Mending a broken friendship isn't always easy, but children can learn how to do it. In ''Clancy's Coat,'' Eve Bunting uses a tale of two grown men, whose friendship is severed over a petty incident, to show how the mending takes place.
A few years back, it seems, Tippitt's cow wandered into Clancy's vegetable garden and ruined it. From that day each man refused to talk to the other.
Tippitt, a tailor, is visited by Clancy after years of silence. Clancy needs his old coat ''turned.'' ''What I need is for you to make the inside be the outside and the outside be the inside, if you get my meaning,'' explains Clancy.
The coat becomes the medium through which these men grow together again. Tippitt, although willing to mend the coat, uses it in various ways around his farm, delaying its repair. On one occasion, the cow needs warming, so Tippitt grabs the coat. Another time, his hen needs a soft place to lay her eggs, and again the coat is used. Although Tippitt keeps promising that he'll have the coat ready in a week's time, he never gets it done.
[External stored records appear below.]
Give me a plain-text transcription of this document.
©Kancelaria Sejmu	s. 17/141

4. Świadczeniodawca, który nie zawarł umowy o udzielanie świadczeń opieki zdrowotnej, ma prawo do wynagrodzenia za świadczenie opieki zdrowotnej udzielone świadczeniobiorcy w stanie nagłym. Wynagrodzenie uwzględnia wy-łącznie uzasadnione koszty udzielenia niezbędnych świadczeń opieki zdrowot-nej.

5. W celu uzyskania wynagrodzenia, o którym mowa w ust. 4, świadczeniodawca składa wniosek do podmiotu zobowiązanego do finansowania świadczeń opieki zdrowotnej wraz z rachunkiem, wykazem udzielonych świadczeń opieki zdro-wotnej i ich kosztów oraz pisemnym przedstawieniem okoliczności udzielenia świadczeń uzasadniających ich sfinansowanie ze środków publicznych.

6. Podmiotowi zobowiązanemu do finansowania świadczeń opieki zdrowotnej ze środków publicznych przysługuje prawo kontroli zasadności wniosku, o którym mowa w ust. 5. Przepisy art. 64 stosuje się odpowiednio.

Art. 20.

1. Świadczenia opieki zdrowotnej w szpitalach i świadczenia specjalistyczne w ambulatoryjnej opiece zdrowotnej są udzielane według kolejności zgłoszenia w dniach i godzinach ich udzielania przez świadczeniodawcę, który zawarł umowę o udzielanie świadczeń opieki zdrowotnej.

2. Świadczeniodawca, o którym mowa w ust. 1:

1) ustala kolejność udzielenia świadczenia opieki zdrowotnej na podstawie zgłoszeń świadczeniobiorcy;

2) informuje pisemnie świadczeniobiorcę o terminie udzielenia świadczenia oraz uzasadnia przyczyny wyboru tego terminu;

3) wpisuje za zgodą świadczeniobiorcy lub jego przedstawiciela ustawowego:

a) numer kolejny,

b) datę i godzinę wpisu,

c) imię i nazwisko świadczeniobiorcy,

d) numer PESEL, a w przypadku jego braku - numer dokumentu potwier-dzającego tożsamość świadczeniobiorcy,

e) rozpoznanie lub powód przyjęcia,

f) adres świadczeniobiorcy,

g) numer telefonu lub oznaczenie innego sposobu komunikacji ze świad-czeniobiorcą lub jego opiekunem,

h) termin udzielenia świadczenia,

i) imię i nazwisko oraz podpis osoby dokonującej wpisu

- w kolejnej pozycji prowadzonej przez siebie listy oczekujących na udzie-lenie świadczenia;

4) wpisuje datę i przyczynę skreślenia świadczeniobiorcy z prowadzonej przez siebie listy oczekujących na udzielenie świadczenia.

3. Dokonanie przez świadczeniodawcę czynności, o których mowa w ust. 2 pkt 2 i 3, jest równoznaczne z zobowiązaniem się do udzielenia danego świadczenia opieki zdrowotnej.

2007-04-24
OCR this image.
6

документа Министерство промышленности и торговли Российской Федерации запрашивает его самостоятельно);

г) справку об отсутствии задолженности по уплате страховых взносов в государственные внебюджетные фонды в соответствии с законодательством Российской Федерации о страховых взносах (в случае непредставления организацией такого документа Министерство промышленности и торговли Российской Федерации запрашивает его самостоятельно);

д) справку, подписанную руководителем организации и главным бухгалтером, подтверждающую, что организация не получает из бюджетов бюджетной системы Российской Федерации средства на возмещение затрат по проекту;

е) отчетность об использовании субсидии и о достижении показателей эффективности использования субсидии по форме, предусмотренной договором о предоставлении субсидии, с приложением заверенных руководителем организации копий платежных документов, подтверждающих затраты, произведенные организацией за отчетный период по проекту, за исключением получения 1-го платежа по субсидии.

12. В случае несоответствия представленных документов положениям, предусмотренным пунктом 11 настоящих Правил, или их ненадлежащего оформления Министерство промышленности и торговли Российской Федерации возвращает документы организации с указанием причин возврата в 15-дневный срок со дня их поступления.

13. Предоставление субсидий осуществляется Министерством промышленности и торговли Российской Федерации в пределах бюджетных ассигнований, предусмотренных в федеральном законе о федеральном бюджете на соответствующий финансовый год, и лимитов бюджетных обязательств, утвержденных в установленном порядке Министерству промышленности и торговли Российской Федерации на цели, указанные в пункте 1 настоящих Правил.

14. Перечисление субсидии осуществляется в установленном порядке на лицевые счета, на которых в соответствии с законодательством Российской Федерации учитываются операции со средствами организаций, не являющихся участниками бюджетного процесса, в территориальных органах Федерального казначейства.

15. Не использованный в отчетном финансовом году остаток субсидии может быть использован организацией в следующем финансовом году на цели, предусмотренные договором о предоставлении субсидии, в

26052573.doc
In the meantime, Clancy frequently stops by to check on his coat. Tippitt, wanting to pacify Clancy, begins inviting him to some tea, then some tea and bread, then a full dinner. By the end of the book, although the coat is still not mended, the men's friendship nearly is.
This simple Irish tale, ably illustrated by Lorinda Bryan Cauley, can help young children see that pride has to give way before a broken friendship can mend.